Traceback (most recent call last):
  File "C:\Users\will\Documents\#tensorflow crash course.py", line 104, in <module>
    linear_est.train(train_input_fn)  # train
  File "C:\Users\will\miniconda3\lib\site-packages\tensorflow_estimator\python\estimator\estimator.py", line 349, in train
    loss = self._train_model(input_fn, hooks, saving_listeners)
  File "C:\Users\will\miniconda3\lib\site-packages\tensorflow_estimator\python\estimator\estimator.py", line 1182, in _train_model
    return self._train_model_default(input_fn, hooks, saving_listeners)
  File "C:\Users\will\miniconda3\lib\site-packages\tensorflow_estimator\python\estimator\estimator.py", line 1211, in _train_model_default
    self.config)
  File "C:\Users\will\miniconda3\lib\site-packages\tensorflow_estimator\python\estimator\estimator.py", line 1170, in _call_model_fn
    model_fn_results = self._model_fn(features=features, **kwargs)
  File "C:\Users\will\miniconda3\lib\site-packages\tensorflow_estimator\python\estimator\canned\linear.py", line 943, in _model_fn
    sparse_combiner=sparse_combiner)
  File "C:\Users\will\miniconda3\lib\site-packages\tensorflow_estimator\python\estimator\canned\linear.py", line 667, in _linear_model_fn_v2
    features=features)
  File "C:\Users\will\miniconda3\lib\site-packages\tensorflow_estimator\python\estimator\canned\linear.py", line 599, in _linear_model_fn_builder_v2
    name='linear/linear_model')
  File "C:\Users\will\miniconda3\lib\site-packages\tensorflow\python\feature_column\feature_column_v2.py", line 712, in __init__
    **kwargs)
  File "C:\Users\will\miniconda3\lib\site-packages\tensorflow\python\feature_column\feature_column_v2.py", line 491, in __init__
    self._feature_columns = _normalize_feature_columns(feature_columns)
  File "C:\Users\will\miniconda3\lib\site-packages\tensorflow\python\feature_column\feature_column_v2.py", line 2819, in _normalize_feature_columns
    name_to_column[column.name]))
ValueError: Duplicate feature column name found for columns: NumericColumn(key='age', shape=(1,), default_value=None, dtype=tf.float32, normalizer_fn=None) and NumericColumn(key='age', shape=(1,), default_value=None, dtype=tf.float32, normalizer_fn=None).
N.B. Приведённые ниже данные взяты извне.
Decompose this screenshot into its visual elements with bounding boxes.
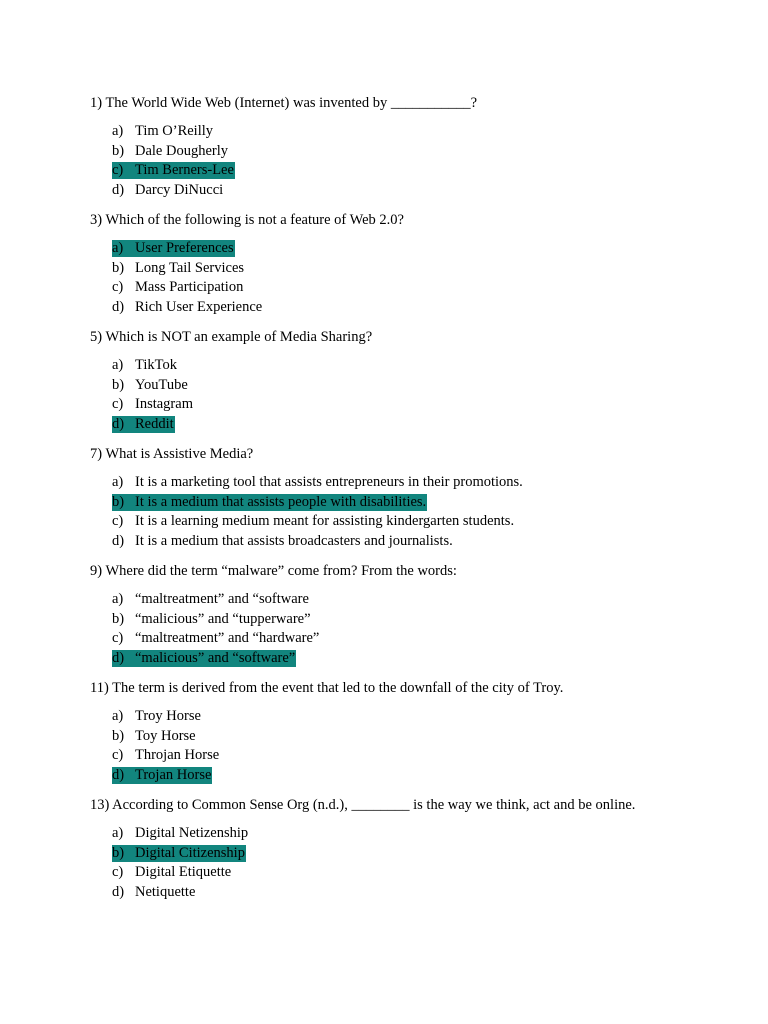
question-9 xyxy=(90,562,730,668)
option-letter: b) xyxy=(112,142,125,159)
option-text: Reddit xyxy=(135,415,174,432)
option-c xyxy=(90,278,730,298)
option-letter: d) xyxy=(112,883,125,900)
option-c xyxy=(90,161,730,181)
option-list xyxy=(90,239,730,317)
question-text: 9) Where did the term “malware” come from? From the words: xyxy=(90,563,457,579)
option-letter: b) xyxy=(112,376,125,393)
option-b xyxy=(90,142,730,162)
option-text: Toy Horse xyxy=(135,727,196,744)
option-letter: a) xyxy=(112,474,124,490)
option-letter: b) xyxy=(112,493,125,510)
option-c xyxy=(90,863,730,883)
option-letter: c) xyxy=(112,162,124,178)
option-list xyxy=(90,590,730,668)
option-text: It is a medium that assists people with disabilities. xyxy=(135,493,427,510)
option-text: YouTube xyxy=(135,376,188,393)
option-list xyxy=(90,473,730,551)
option-letter: c) xyxy=(112,396,124,412)
question-text: 1) The World Wide Web (Internet) was invented by ___________? xyxy=(90,95,478,111)
option-a xyxy=(90,473,730,493)
option-letter: a) xyxy=(112,708,124,724)
option-text: TikTok xyxy=(135,357,177,373)
option-text: It is a learning medium meant for assisting kindergarten students. xyxy=(135,513,515,529)
question-text: 11) The term is derived from the event that led to the downfall of the city of Troy. xyxy=(90,680,564,696)
option-text: Long Tail Services xyxy=(135,259,245,276)
option-text: Digital Etiquette xyxy=(135,864,232,880)
option-list xyxy=(90,824,730,902)
option-text: “maltreatment” and “hardware” xyxy=(135,630,320,646)
option-list xyxy=(90,707,730,785)
option-c xyxy=(90,512,730,532)
option-text: Mass Participation xyxy=(135,279,244,295)
option-letter: a) xyxy=(112,591,124,607)
option-text: Dale Dougherly xyxy=(135,142,229,159)
option-b xyxy=(90,727,730,747)
option-a xyxy=(90,824,730,844)
option-d xyxy=(90,298,730,318)
option-a xyxy=(90,356,730,376)
option-b xyxy=(90,376,730,396)
option-letter: a) xyxy=(112,240,124,256)
option-text: “malicious” and “tupperware” xyxy=(135,610,311,627)
option-b xyxy=(90,259,730,279)
option-letter: d) xyxy=(112,181,125,198)
option-c xyxy=(90,746,730,766)
option-b xyxy=(90,844,730,864)
option-letter: a) xyxy=(112,825,124,841)
option-d xyxy=(90,181,730,201)
option-letter: d) xyxy=(112,415,125,432)
option-b xyxy=(90,610,730,630)
option-c xyxy=(90,629,730,649)
option-d xyxy=(90,532,730,552)
option-text: Netiquette xyxy=(135,883,196,900)
option-letter: d) xyxy=(112,298,125,315)
option-letter: d) xyxy=(112,649,125,666)
option-text: Tim O’Reilly xyxy=(135,123,214,139)
option-letter: b) xyxy=(112,610,125,627)
option-a xyxy=(90,590,730,610)
option-text: User Preferences xyxy=(135,240,234,256)
question-text: 13) According to Common Sense Org (n.d.), ________ is the way we think, act and be online. xyxy=(90,797,636,813)
option-letter: d) xyxy=(112,766,125,783)
option-text: Tim Berners-Lee xyxy=(135,162,234,178)
question-11 xyxy=(90,679,730,785)
question-5 xyxy=(90,328,730,434)
question-7 xyxy=(90,445,730,551)
option-letter: c) xyxy=(112,513,124,529)
option-text: “maltreatment” and “software xyxy=(135,591,309,607)
question-text: 7) What is Assistive Media? xyxy=(90,446,254,462)
option-text: Troy Horse xyxy=(135,708,201,724)
question-13 xyxy=(90,796,730,902)
option-d xyxy=(90,649,730,669)
option-d xyxy=(90,766,730,786)
option-letter: a) xyxy=(112,357,124,373)
option-text: Throjan Horse xyxy=(135,747,220,763)
option-text: Trojan Horse xyxy=(135,766,212,783)
option-letter: c) xyxy=(112,747,124,763)
question-1 xyxy=(90,94,730,200)
option-b xyxy=(90,493,730,513)
option-text: “malicious” and “software” xyxy=(135,649,296,666)
option-a xyxy=(90,122,730,142)
option-a xyxy=(90,239,730,259)
option-a xyxy=(90,707,730,727)
option-text: It is a medium that assists broadcasters and journalists. xyxy=(135,532,453,549)
option-d xyxy=(90,415,730,435)
option-c xyxy=(90,395,730,415)
option-letter: b) xyxy=(112,844,125,861)
question-text: 3) Which of the following is not a feature of Web 2.0? xyxy=(90,212,404,228)
option-letter: b) xyxy=(112,259,125,276)
option-text: Digital Netizenship xyxy=(135,825,249,841)
option-list xyxy=(90,356,730,434)
option-letter: c) xyxy=(112,630,124,646)
option-letter: c) xyxy=(112,279,124,295)
option-letter: c) xyxy=(112,864,124,880)
option-letter: d) xyxy=(112,532,125,549)
option-text: Digital Citizenship xyxy=(135,844,245,861)
option-d xyxy=(90,883,730,903)
option-letter: a) xyxy=(112,123,124,139)
option-text: Instagram xyxy=(135,396,193,412)
option-text: Darcy DiNucci xyxy=(135,181,224,198)
option-letter: b) xyxy=(112,727,125,744)
question-3 xyxy=(90,211,730,317)
question-text: 5) Which is NOT an example of Media Sharing? xyxy=(90,329,373,345)
option-text: Rich User Experience xyxy=(135,298,263,315)
option-text: It is a marketing tool that assists entrepreneurs in their promotions. xyxy=(135,474,523,490)
option-list xyxy=(90,122,730,200)
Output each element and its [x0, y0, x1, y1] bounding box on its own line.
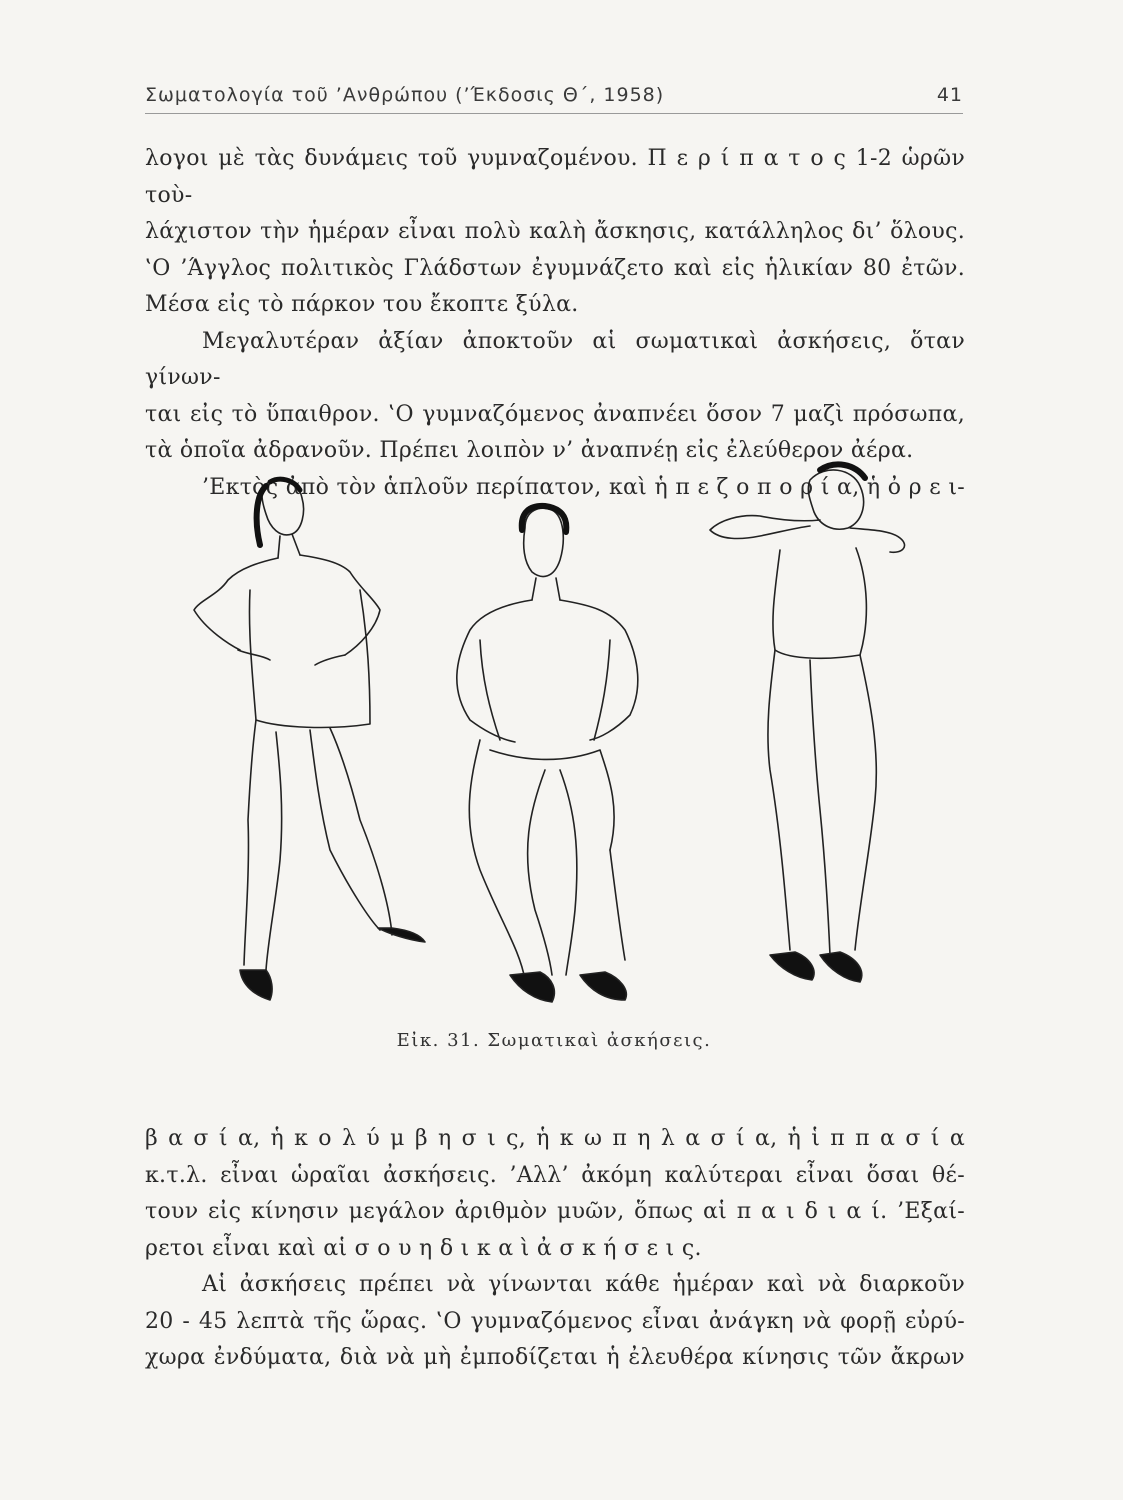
- paragraph-line: κ.τ.λ. εἶναι ὡραῖαι ἀσκήσεις. ’Αλλ’ ἀκόμη καλύτεραι εἶναι ὅσαι θέ-: [145, 1162, 965, 1188]
- paragraph-line: Μέσα εἰς τὸ πάρκον του ἔκοπτε ξύλα.: [145, 292, 579, 317]
- paragraph-line: ται εἰς τὸ ὕπαιθρον. ‛Ο γυμναζόμενος ἀναπνέει ὅσον 7 μαζὶ πρόσωπα,: [145, 401, 965, 427]
- paragraph-line: Μεγαλυτέραν ἀξίαν ἀποκτοῦν αἱ σωματικαὶ ἀσκήσεις, ὅταν γίνων-: [145, 328, 965, 390]
- paragraph-line: ’Εκτὸς ἀπὸ τὸν ἁπλοῦν περίπατον, καὶ ἡ π ε ζ ο π ο ρ ί α, ἡ ὀ ρ ε ι-: [202, 474, 965, 500]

This usually means that these columns refer to same base feature. Either one must be discarded or a duplicated but renamed item must be inserted in features dict.

код

from __future__ import absolute_import, division, print_function, unicode_literals

import numpy as np 
import pandas as pd 
import matplotlib.pyplot as plt 
from IPython.display import clear_output
from six.moves import urllib

import tensorflow.compat.v2.feature_column as fc

import tensorflow as tf 

print(tf.version)#checks version wanted 2.0 for this tutorial

dftrain = pd.read_csv('https://storage.googleapis.com/tf-datasets/titanic/train.csv') #training data from tf website
dfeval = pd.read_csv('https://storage.googleapis.com/tf-datasets/titanic/eval.csv') #training data
#print(dftrain.head())
y_train = dftrain.pop('survived')
y_eval = dfeval.pop('survived')
line because this video tutorial leaves out details

CATEGORICAL_COLUMNS = ['sex', 'n_siblings_spouses', 'parch', 'class', 'deck',
                       'embark_town', 'alone']
NUMERIC_COLUMNS = ['age', 'fare']

feature_columns = []#timestamp 1:33:00 a lot to unpack here
for feature_name in CATEGORICAL_COLUMNS:
    vocabulary = dftrain[feature_name].unique() #gets list of all unique values from given feature column
    feature_columns.append(tf.feature_column.categorical_column_with_vocabulary_list(feature_name, vocabulary))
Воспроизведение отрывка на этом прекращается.